Машина спокойно бежала по своей стороне. Потом по привычке отметил, что у встречного передний номер автомашины густо заляпан грязью, как у браконьеров. Усмехнулся — везде чудятся браконьеры, а шофер просто недавно перебирался через всегда грязный Соленый ерик.
Перед разминовкой поприветствовал встречного сигналом. Шофер, будто отворачиваясь, басовито и длинно отсигналил, но почему-то прибавил скорость.
Борис уже вглядывался в дорогу позади грузовика, как тот вдруг круто свернул на левую сторону и начал катастрофически быстро приближаться.
Мгновенно оценил обстановку Борис. Его не собирался шофер давить колесами. Вскоре он свернет опять вправо и собьет Бориса кузовом. Если даже будет следствие — виновным окажется он, Борис; мотоцикл — целый и невредимый — останется лежать на правой стороне.
Оставалось единственное — резко свалиться в кювет.
И Борис крутнул руль. Перед самым радиатором грузовика мотоцикл нырнул в канаву, ударился передним колесом об откос. Борис вылетел из седла, грудью ударился о землю, перевернулся через голову.
Вгорячах вскочил на ноги. Грузовик уносился на предельной скорости. Большие буквы и цифры на заднем борту были искалечены шматками грязи.
Почувствовав слабость, Борис присел. Тотчас завалился на бок и потерял сознание.
ГЛАВА ОДИННАДЦАТАЯ
В апреле на Каспии случаются синие рассветы.
Могучее море — тихо и лазурно. Бездонна синь неба. Прозрачный и по-весеннему молодой воздух — синий-синий. Даже желтые камыши лазоревые.

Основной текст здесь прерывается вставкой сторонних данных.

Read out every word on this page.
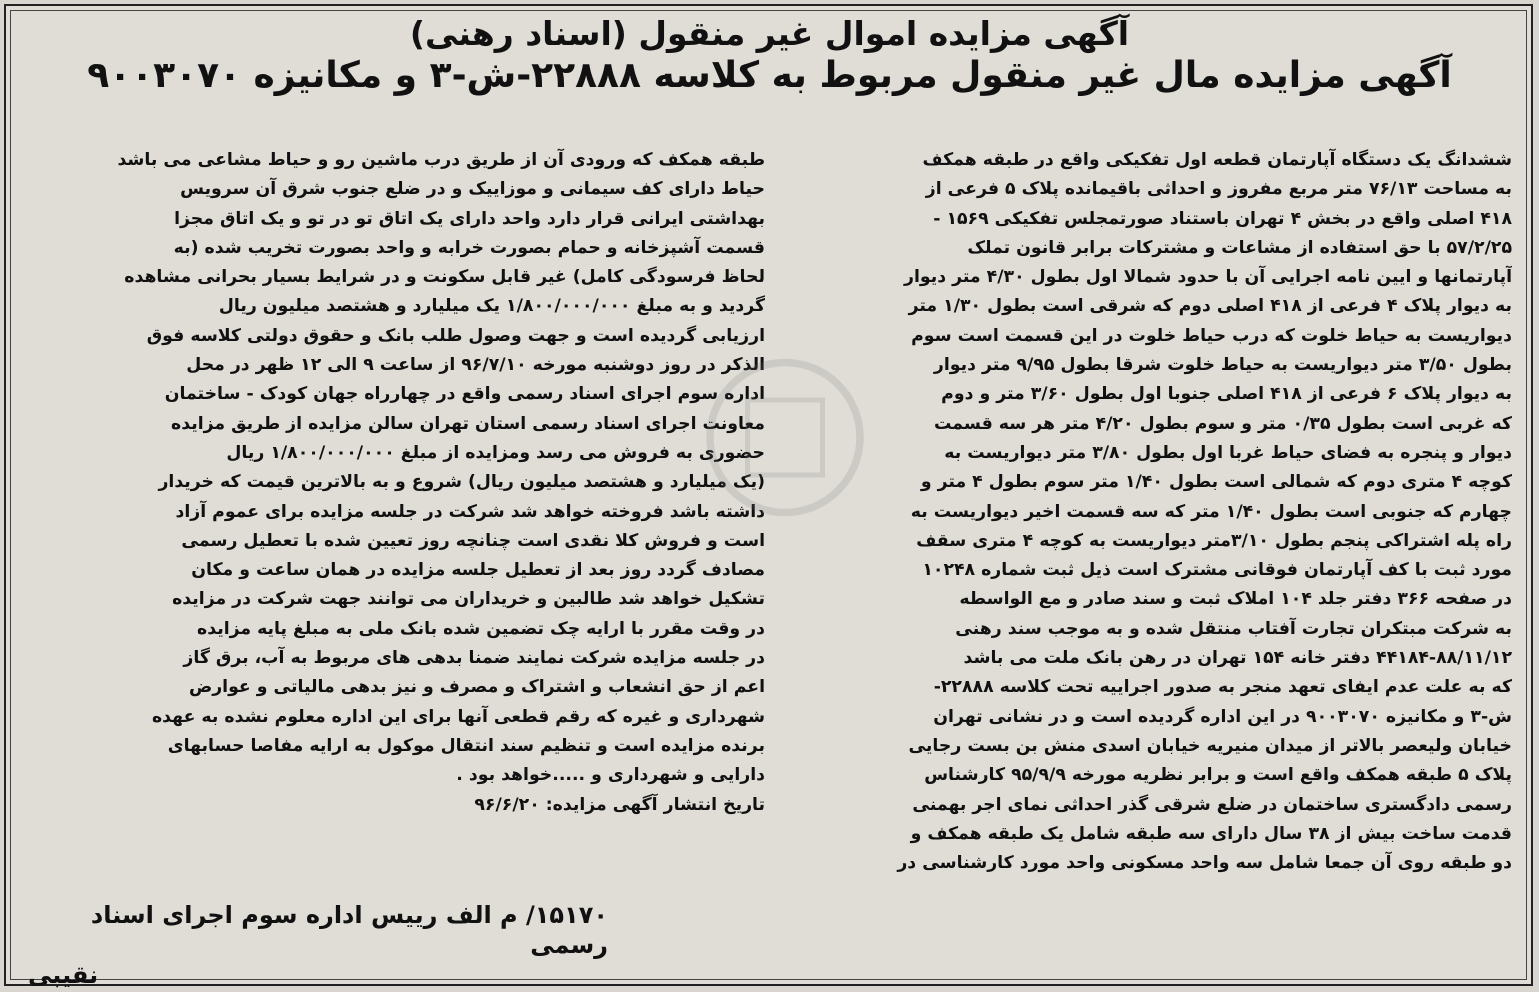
آگهی مزایده اموال غیر منقول (اسناد رهنی)
آگهی مزایده مال غیر منقول مربوط به کلاسه ۲۲۸۸۸-ش-۳ و مکانیزه ۹۰۰۳۰۷۰
ششدانگ یک دستگاه آپارتمان قطعه اول تفکیکی واقع در طبقه همکف
به مساحت ۷۶/۱۳ متر مربع مفروز و احداثی باقیمانده پلاک ۵ فرعی از
۴۱۸ اصلی واقع در بخش ۴ تهران باستناد صورتمجلس تفکیکی ۱۵۶۹ -
۵۷/۲/۲۵ با حق استفاده از مشاعات و مشترکات برابر قانون تملک
آپارتمانها و ایین نامه اجرایی آن با حدود شمالا اول بطول ۴/۳۰ متر دیوار
به دیوار پلاک ۴ فرعی از ۴۱۸ اصلی دوم که شرقی است بطول ۱/۳۰ متر
دیواریست به حیاط خلوت که درب حیاط خلوت در این قسمت است سوم
بطول ۳/۵۰ متر دیواریست به حیاط خلوت شرقا بطول ۹/۹۵ متر دیوار
به دیوار پلاک ۶ فرعی از ۴۱۸ اصلی جنوبا اول بطول ۳/۶۰ متر و دوم
که غربی است بطول ۰/۳۵ متر و سوم بطول ۴/۲۰ متر هر سه قسمت
دیوار و پنجره به فضای حیاط غربا اول بطول ۳/۸۰ متر دیواریست به
کوچه ۴ متری دوم که شمالی است بطول ۱/۴۰ متر سوم بطول ۴ متر و
چهارم که جنوبی است بطول ۱/۴۰ متر که سه قسمت اخیر دیواریست به
راه پله اشتراکی پنجم بطول ۳/۱۰متر دیواریست به کوچه ۴ متری سقف
مورد ثبت با کف آپارتمان فوقانی مشترک است ذیل ثبت شماره ۱۰۲۴۸
در صفحه ۳۶۶ دفتر جلد ۱۰۴ املاک ثبت و سند صادر و مع الواسطه
به شرکت مبتکران تجارت آفتاب منتقل شده و به موجب سند رهنی
۴۴۱۸۴-۸۸/۱۱/۱۲ دفتر خانه ۱۵۴ تهران در رهن بانک ملت می باشد
که به علت عدم ایفای تعهد منجر به صدور اجراییه تحت کلاسه ۲۲۸۸۸-
ش-۳ و مکانیزه ۹۰۰۳۰۷۰ در این اداره گردیده است و در نشانی تهران
خیابان ولیعصر بالاتر از میدان منیریه خیابان اسدی منش بن بست رجایی
پلاک ۵ طبقه همکف واقع است و برابر نظریه مورخه ۹۵/۹/۹ کارشناس
رسمی دادگستری ساختمان در ضلع شرقی گذر احداثی نمای اجر بهمنی
قدمت ساخت بیش از ۳۸ سال دارای سه طبقه شامل یک طبقه همکف و
دو طبقه روی آن جمعا شامل سه واحد مسکونی واحد مورد کارشناسی در
طبقه همکف که ورودی آن از طریق درب ماشین رو و حیاط مشاعی می باشد
حیاط دارای کف سیمانی و موزاییک و در ضلع جنوب شرق آن سرویس
بهداشتی ایرانی قرار دارد واحد دارای یک اتاق تو در تو و یک اتاق مجزا
قسمت آشپزخانه و حمام بصورت خرابه و واحد بصورت تخریب شده (به
لحاظ فرسودگی کامل) غیر قابل سکونت و در شرایط بسیار بحرانی مشاهده
گردید و به مبلغ ۱/۸۰۰/۰۰۰/۰۰۰ یک میلیارد و هشتصد میلیون ریال
ارزیابی گردیده است و جهت وصول طلب بانک و حقوق دولتی کلاسه فوق
الذکر در روز دوشنبه مورخه ۹۶/۷/۱۰ از ساعت ۹ الی ۱۲ ظهر در محل
اداره سوم اجرای اسناد رسمی واقع در چهارراه جهان کودک - ساختمان
معاونت اجرای اسناد رسمی استان تهران سالن مزایده از طریق مزایده
حضوری به فروش می رسد ومزایده از مبلغ ۱/۸۰۰/۰۰۰/۰۰۰ ریال
(یک میلیارد و هشتصد میلیون ریال) شروع و به بالاترین قیمت که خریدار
داشته باشد فروخته خواهد شد شرکت در جلسه مزایده برای عموم آزاد
است و فروش کلا نقدی است چنانچه روز تعیین شده با تعطیل رسمی
مصادف گردد روز بعد از تعطیل جلسه مزایده در همان ساعت و مکان
تشکیل خواهد شد طالبین و خریداران می توانند جهت شرکت در مزایده
در وقت مقرر با ارایه چک تضمین شده بانک ملی به مبلغ پایه مزایده
در جلسه مزایده شرکت نمایند ضمنا بدهی های مربوط به آب، برق گاز
اعم از حق انشعاب و اشتراک و مصرف و نیز بدهی مالیاتی و عوارض
شهرداری و غیره که رقم قطعی آنها برای این اداره معلوم نشده به عهده
برنده مزایده است و تنظیم سند انتقال موکول به ارایه مفاصا حسابهای
دارایی و شهرداری و .....خواهد بود .
تاریخ انتشار آگهی مزایده: ۹۶/۶/۲۰
۱۵۱۷۰/ م الف رییس اداره سوم اجرای اسناد رسمی
نقیبی
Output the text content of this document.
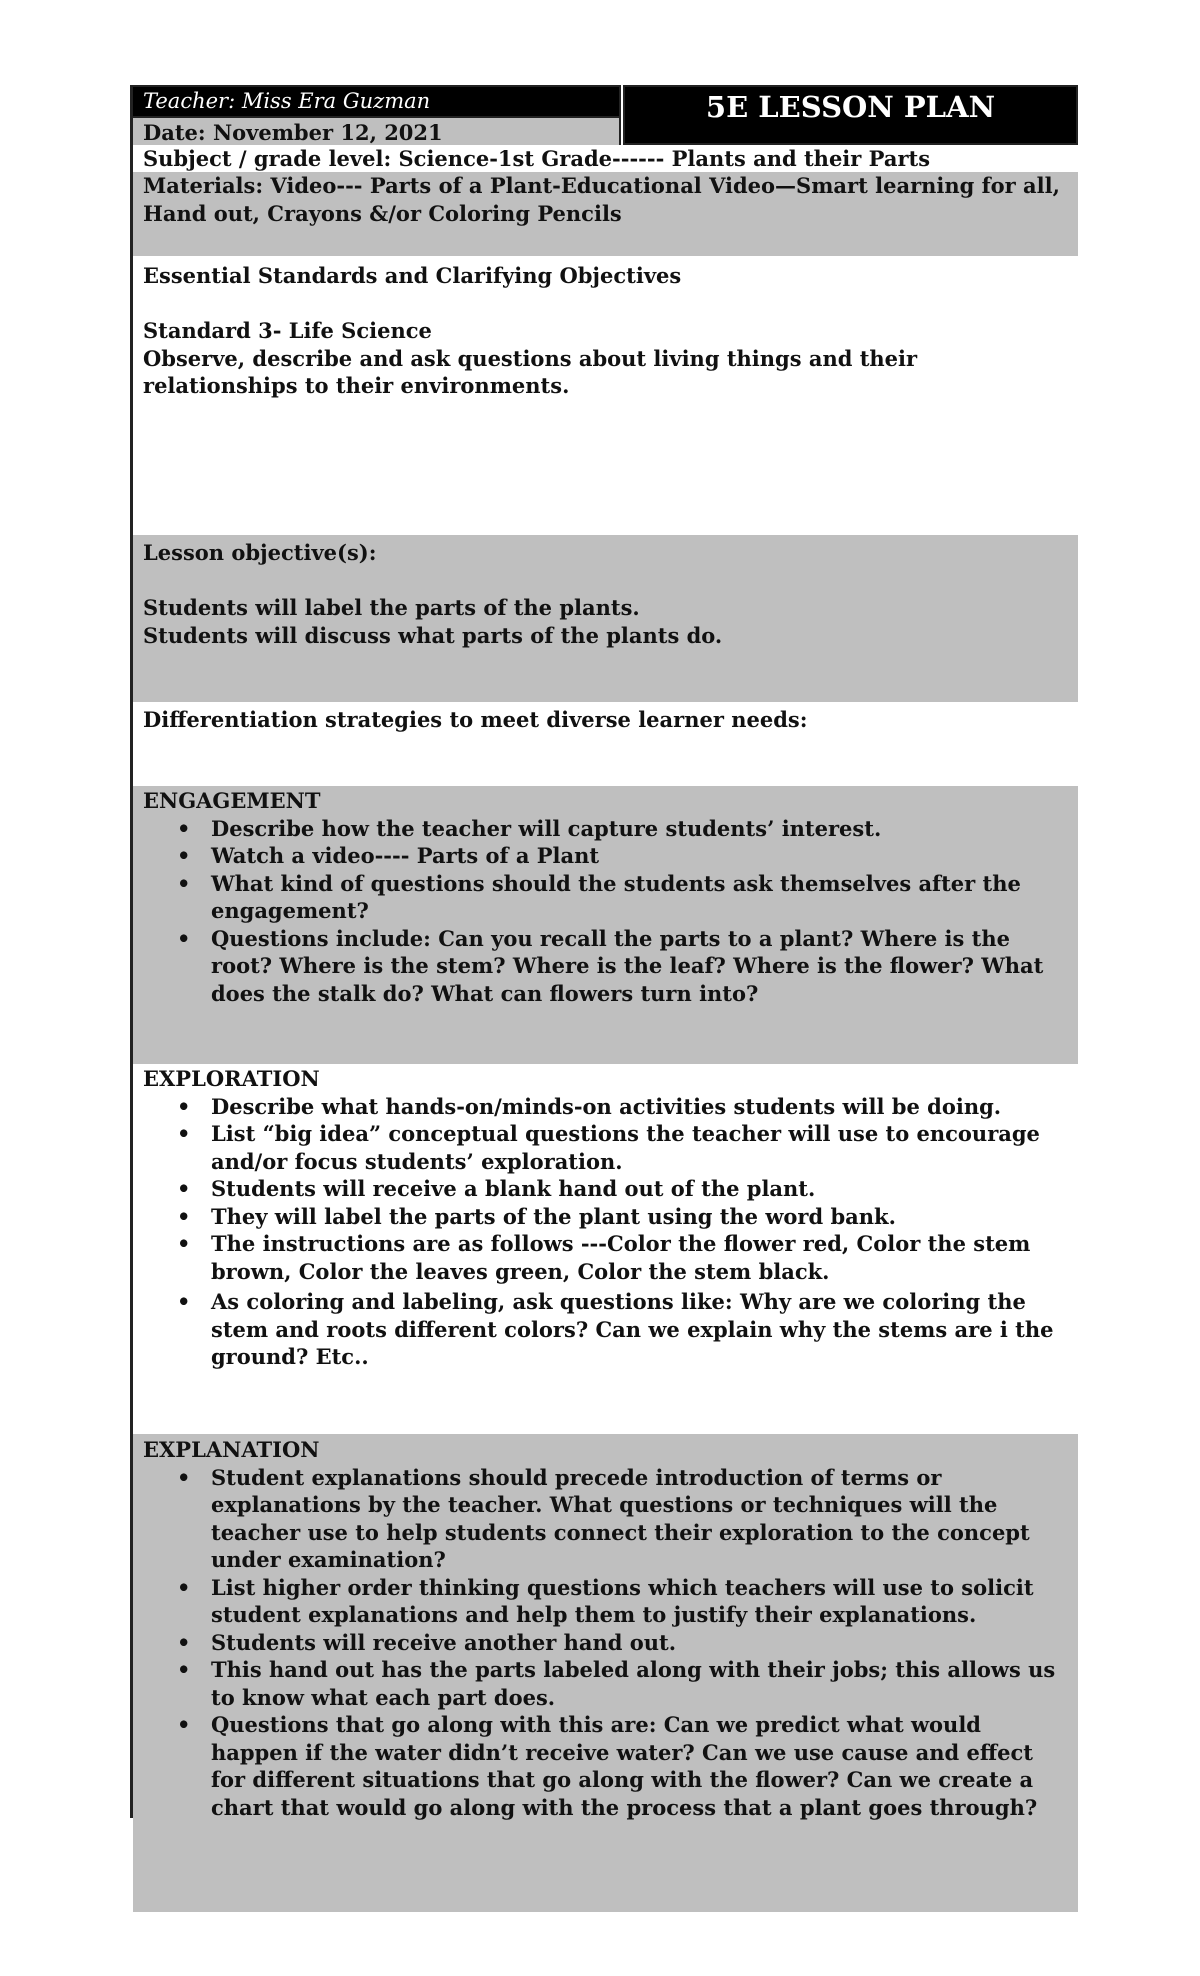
Teacher: Miss Era Guzman
Date: November 12, 2021
5E LESSON PLAN

Subject / grade level: Science-1st Grade------ Plants and their Parts

Materials: Video--- Parts of a Plant-Educational Video—Smart learning for all, Hand out, Crayons &/or Coloring Pencils

Essential Standards and Clarifying Objectives

Standard 3- Life Science

Observe, describe and ask questions about living things and their relationships to their environments.

Lesson objective(s):

Students will label the parts of the plants.

Students will discuss what parts of the plants do.

Differentiation strategies to meet diverse learner needs:

ENGAGEMENT

• Describe how the teacher will capture students’ interest.
• Watch a video---- Parts of a Plant
• What kind of questions should the students ask themselves after the engagement?
• Questions include: Can you recall the parts to a plant? Where is the root? Where is the stem? Where is the leaf? Where is the flower? What does the stalk do? What can flowers turn into?

EXPLORATION

• Describe what hands-on/minds-on activities students will be doing.
• List “big idea” conceptual questions the teacher will use to encourage and/or focus students’ exploration.
• Students will receive a blank hand out of the plant.
• They will label the parts of the plant using the word bank.
• The instructions are as follows ---Color the flower red, Color the stem brown, Color the leaves green, Color the stem black.
• As coloring and labeling, ask questions like: Why are we coloring the stem and roots different colors? Can we explain why the stems are i the ground? Etc..

EXPLANATION

• Student explanations should precede introduction of terms or explanations by the teacher. What questions or techniques will the teacher use to help students connect their exploration to the concept under examination?
• List higher order thinking questions which teachers will use to solicit student explanations and help them to justify their explanations.
• Students will receive another hand out.
• This hand out has the parts labeled along with their jobs; this allows us to know what each part does.
• Questions that go along with this are: Can we predict what would happen if the water didn’t receive water? Can we use cause and effect for different situations that go along with the flower? Can we create a chart that would go along with the process that a plant goes through?
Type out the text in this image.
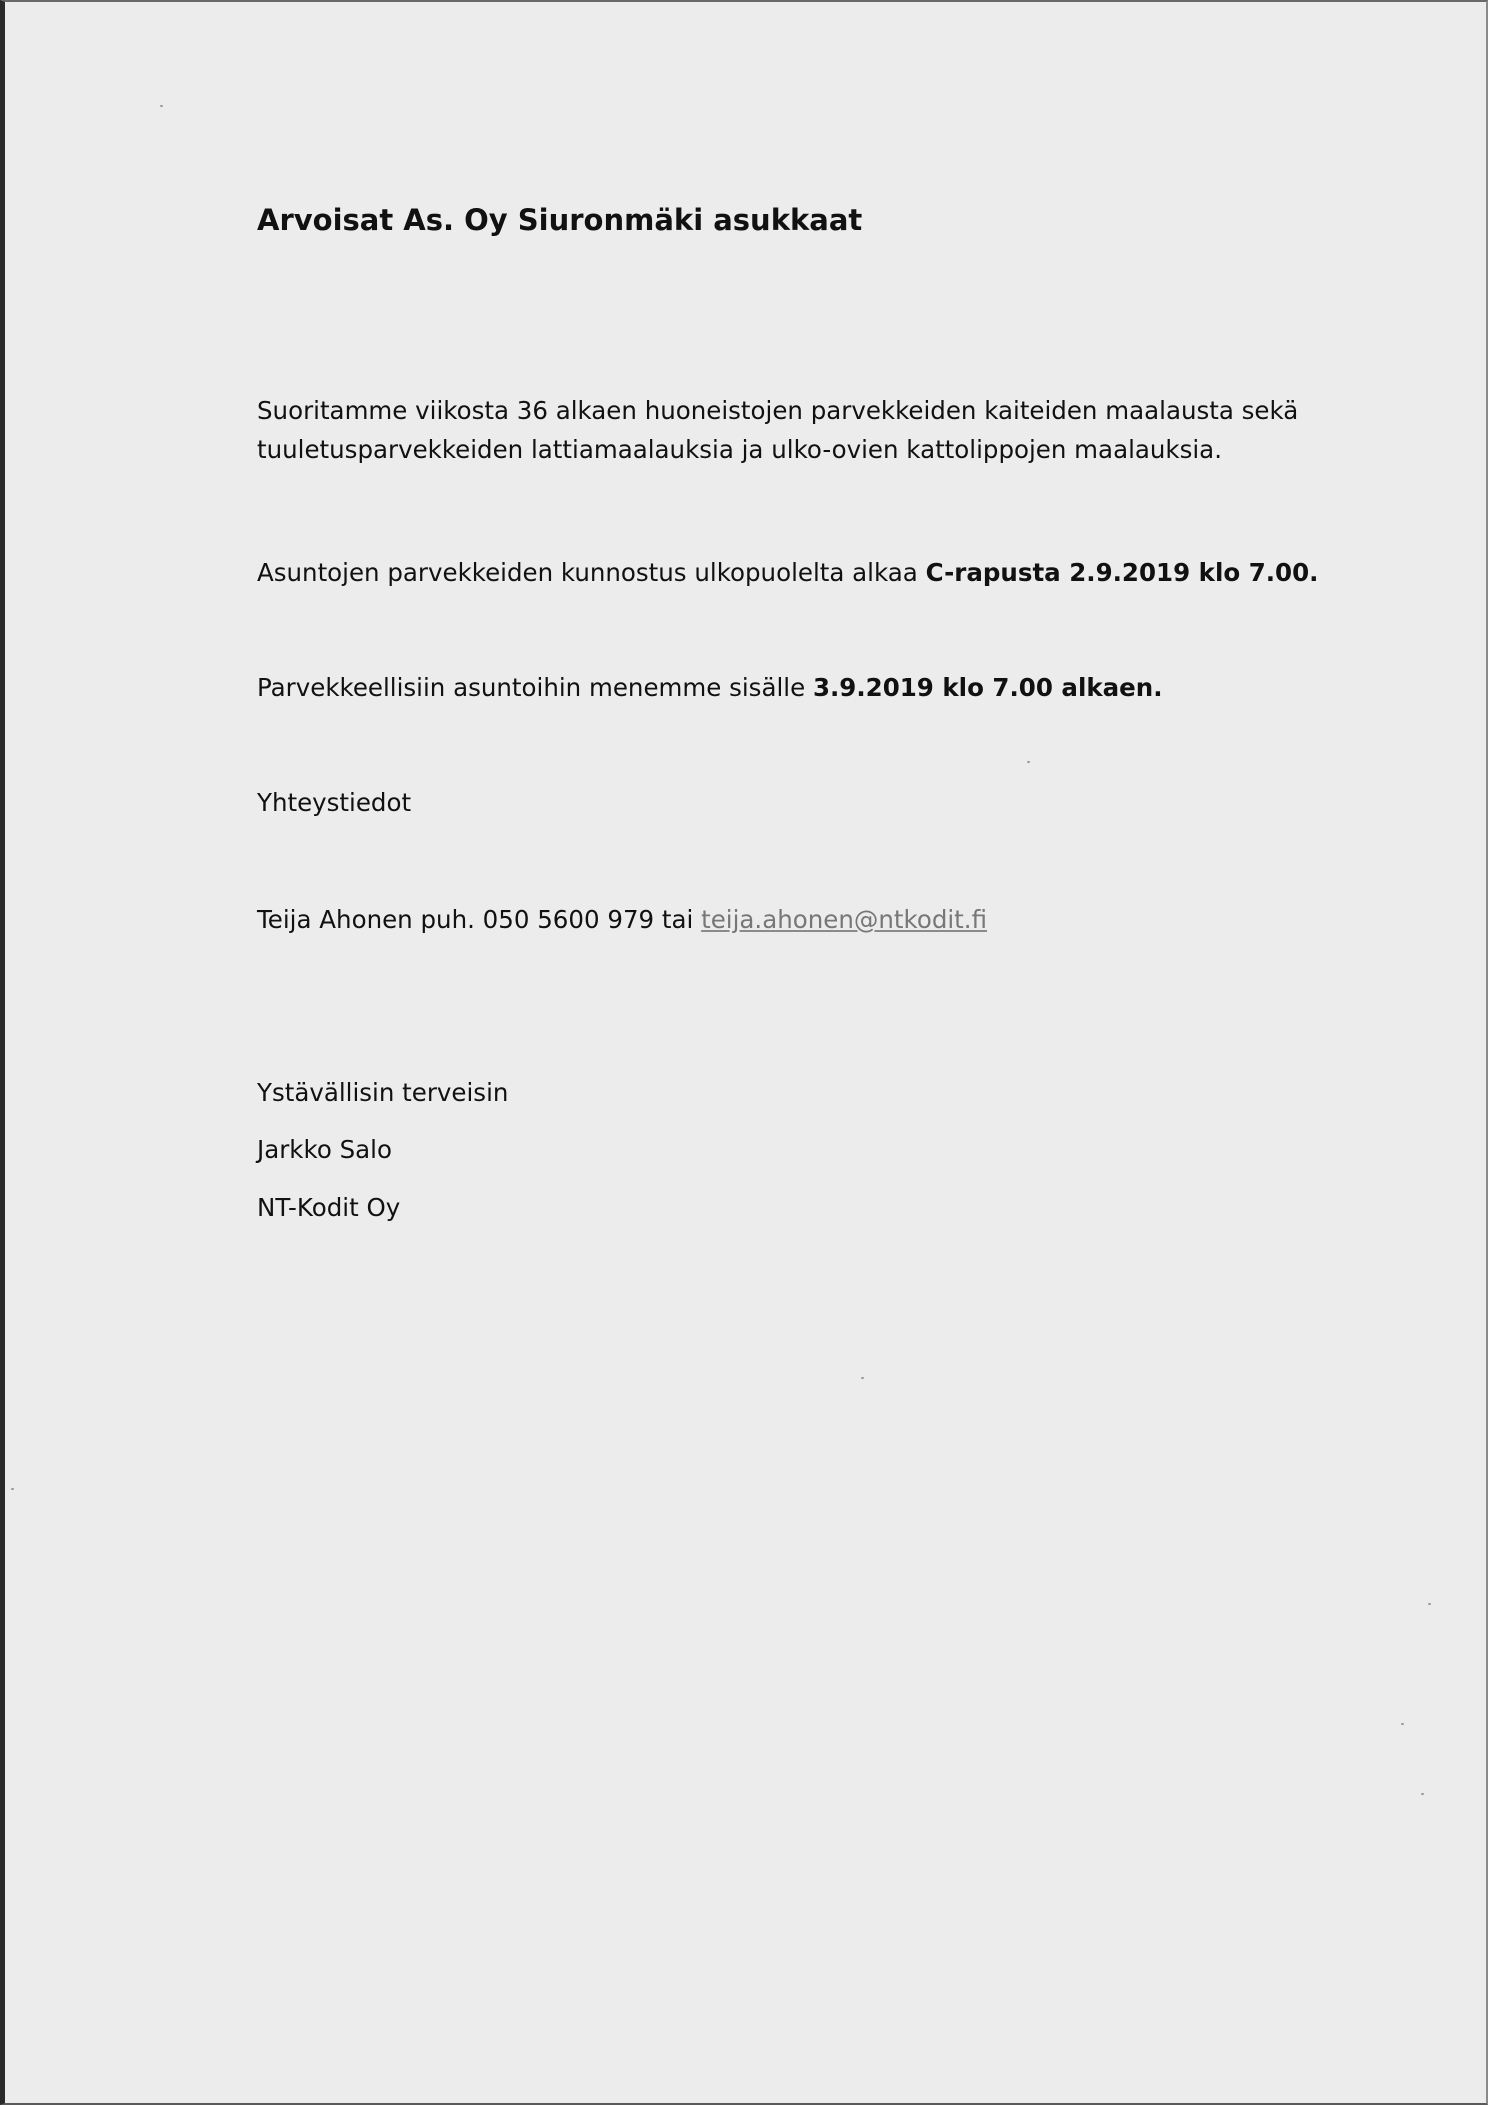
Arvoisat As. Oy Siuronmäki asukkaat

Suoritamme viikosta 36 alkaen huoneistojen parvekkeiden kaiteiden maalausta sekä
tuuletusparvekkeiden lattiamaalauksia ja ulko-ovien kattolippojen maalauksia.

Asuntojen parvekkeiden kunnostus ulkopuolelta alkaa C-rapusta 2.9.2019 klo 7.00.

Parvekkeellisiin asuntoihin menemme sisälle 3.9.2019 klo 7.00 alkaen.

Yhteystiedot

Teija Ahonen puh. 050 5600 979 tai teija.ahonen@ntkodit.fi

Ystävällisin terveisin

Jarkko Salo

NT-Kodit Oy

И вокруг нетревожимая тишина.
Ни голоса, ни шелеста: большая моряна высокой водой смыла с морских меляков зажировавших на тучных кормах перелетных. Все убрались на Морские острова и на спокойное раздолье Астраханского заповедника.
Солнце, еще не показавшись из-за горизонта, обласкивает небеса, и они становятся розовыми на синем фоне. Отражая небо, розовеют воды, а крепи камышовые желтеют.
А когда покажется из-за моря солнце, от его взгляда поднебесье не выгорит, не поблекнет сразу, как в жаркое лето, а лишь поголубеет, и тотчас голубизной окрасятся все морские воды.